И они с Фернандо ушли вперед. Я стала действовать не спеша, отделяя знакомые листья — дикую аругулу и одуванчики — от тех, которые только наугад считала пригодными для салата или соуса с диким чесноком и маслом или с жирным красным чили. Солнце уже проснулась, и я тоже. Теперь я даже благодарна была Барлоццо, вытащившему нас из дома в такую рань. Я шла лугом, ощущая под сапогами мягкую землю, составляя в уме меню, гордая тем, что сама добываю себе пропитание, и негромко напевала. И посмеивалась, вспоминая сцены лихорадочной стрижки газона в Саратоге. Зловещий треск электрической газонокосилки, ядовитый выхлоп, от которого задыхаются дети и одуванчики, те самые одуванчики, которыми здесь я сегодня пообедаю.
Я вполне наслаждалась жизнью, когда мое блаженство нарушили восторженные крики. Можно было подумать, что они обнаружили этрусский клад, но когда я догнала мужчин, они связывали пук тощих бурых стеблей, похожих на уродливую спаржу. Это был brusandoli, дикий хмель, и Барлоццо уже предвкушал, как приготовит его сегодня на ужин.
— Первым пойдет салат из одуванчиков и других трав с доброй ложкой рикотты и солеными анчоусами. Потом хмель, отваренный в кипятке, недолго, чтобы оставался хрустящим, с колечками крошечных весенних луковиц и чуть спрыснутый лимонным соком. А часть обжарим в лучшем оливковом масле, добавим немножко сливочного, взобьем собранные утром яйца и зальем ими, едва масло зашипит. И чуточку морской соли. А когда снизу появится темная корочка, я переверну блин, подбросив его на сковородке, и, когда пар уже начнет сводить тебя с ума, поставлю на стол. Есть будем прямо со сковородки. Можно с очень холодным белым вином, но без хлеба. И больше ничего. Флори захочет добавить рис или еще что-нибудь, но мы ее слушать не станем.

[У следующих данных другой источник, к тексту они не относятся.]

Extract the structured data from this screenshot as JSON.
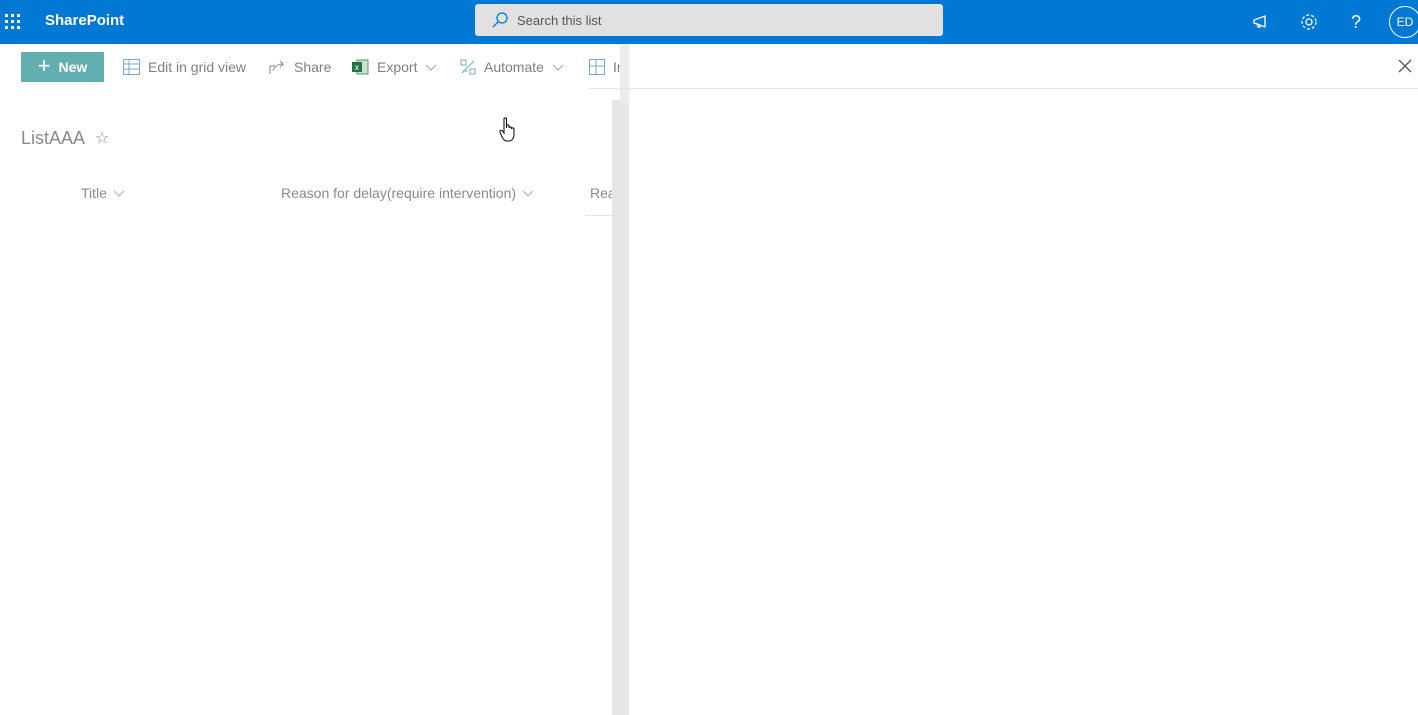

— С каких это пор ты рекламируешь ужины? — съехидничала я.
— Va bene, ладно, смейся над моей поэзией, но я в самом деле считаю, что объявлять о своих планах вслух лучше, чем просто обдумывать их. Это разжигает аппетит.

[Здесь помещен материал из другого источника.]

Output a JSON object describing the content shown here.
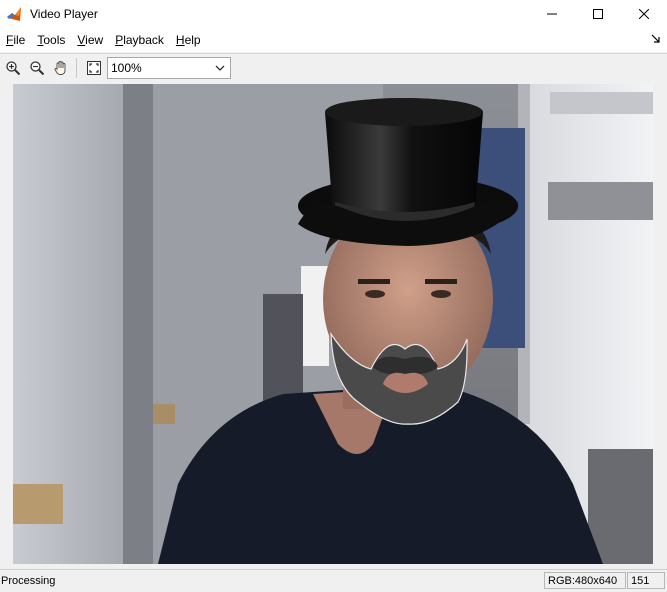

В другой раз, когда мартовское утро казалось теплее июньского, Фернандо получил приказ Князя отправиться к теплому источнику за диким чесноком и травами для тоников. Я осталась бдеть над пекущимся хлебом, а когда он был готов, накинула куртку поверх пеньюара, натянула сапоги, взяла корзинку и ножницы для цветов и вышла ему навстречу.
В те дни Барлоццо редкое утро не объявлялся у нас в поисках все возрастающих доз веселья и радости. Я отдыхала душой, освободившись от него на несколько часов: как захлопотавшаяся мамаша, ненадолго сдавшая чад ирландской няне. Оглядываясь по сторонам, я думала, что ничто здесь не несет признаков нашей эпохи, это утро лишено даты. Оно могло быть пятьдесят, двести или много больше лет назад. Только земля, небо, бутоны диких роз и пасущиеся овцы.